Facebook’s never-ending stream of privacy scandals continues as a new report by The New York Times states that Facebook provided companies like Microsoft, Amazon, Netflix, and Spotify unrestricted access to users’ data.

The publication says it interviewed over 60 people, including “former employees of Facebook and its partners, former government officials and privacy advocates” and reviewed over 270 pages of internal Facebook documents.

The social network gave Netflix and Spotify the ability to read users’ private messages, and allowed Amazon to access user names and contact information through their friends.

For their part, Netflix and Spotify have clarified that they were unaware of the special access.

Facebook also allowed Microsoft’s search engine Bing to see the names of “virtually all Facebook users’ friends” without their consent, and let Yahoo access “streams of friends’ posts as recently as this summer.”

The investigation found that Facebook inked deals to share data with over 150 companies, including automakers, online retailers, media organisations, and entertainment sites. And while Facebook denied sharing data anymore, the publication found that some of these deals were still active.

A lot of the time, when people sign up to a platform using their Facebook account, there will have been an option in settings to accept or reject data access in this way. However, the issue the NYT investigation has shown is that many of the partners’ applications wouldn’t appear in a Facebook’s user settings, so if an individual had disabled all sharing in this manner, the companies still had access to their information.

The big issue appears to be with Facebook’s ‘People You May Know’ feature. The investigation says Facebook used data from Amazon, Yahoo and Huawei to improve its friends’ suggestions.
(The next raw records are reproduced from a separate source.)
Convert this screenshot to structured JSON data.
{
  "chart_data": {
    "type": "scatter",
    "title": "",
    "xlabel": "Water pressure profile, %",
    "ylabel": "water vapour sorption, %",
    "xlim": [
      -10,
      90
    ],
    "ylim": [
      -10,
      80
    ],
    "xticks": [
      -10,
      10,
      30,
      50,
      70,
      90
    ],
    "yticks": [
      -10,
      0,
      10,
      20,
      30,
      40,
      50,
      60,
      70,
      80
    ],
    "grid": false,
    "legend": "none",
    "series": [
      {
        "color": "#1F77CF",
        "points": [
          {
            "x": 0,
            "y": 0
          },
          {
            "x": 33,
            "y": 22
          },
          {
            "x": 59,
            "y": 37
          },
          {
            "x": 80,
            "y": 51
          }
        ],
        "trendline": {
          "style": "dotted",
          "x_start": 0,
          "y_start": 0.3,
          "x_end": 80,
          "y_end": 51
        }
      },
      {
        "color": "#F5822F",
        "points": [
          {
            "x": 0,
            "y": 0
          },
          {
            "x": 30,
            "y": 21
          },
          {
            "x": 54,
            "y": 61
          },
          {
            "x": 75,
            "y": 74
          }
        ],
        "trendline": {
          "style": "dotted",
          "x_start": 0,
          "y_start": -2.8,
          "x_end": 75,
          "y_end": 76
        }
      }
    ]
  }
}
Whilst Facebook wasn’t making any direct money from these partnerships, features such as this attracted new users to the social network, which drove up the platform’s advertising revenue.

Facebook even admitted that it “mismanaged” a few partnerships, stating it continued to offer companies access to user data even after they deprecated the features that needed the data.

In a blog post by Facebook, the company admits it gave large tech companies access to people’s information but says it was never done without people’s permission and that it wound down a lot of these partnerships earlier this year following the Cambridge Analytica scandal.

“Today, we’re facing questions about whether Facebook gave large tech companies access to people’s information and, if so, why we did this.”

The company also points out that there is no evidence to suggest that any of this data was misused.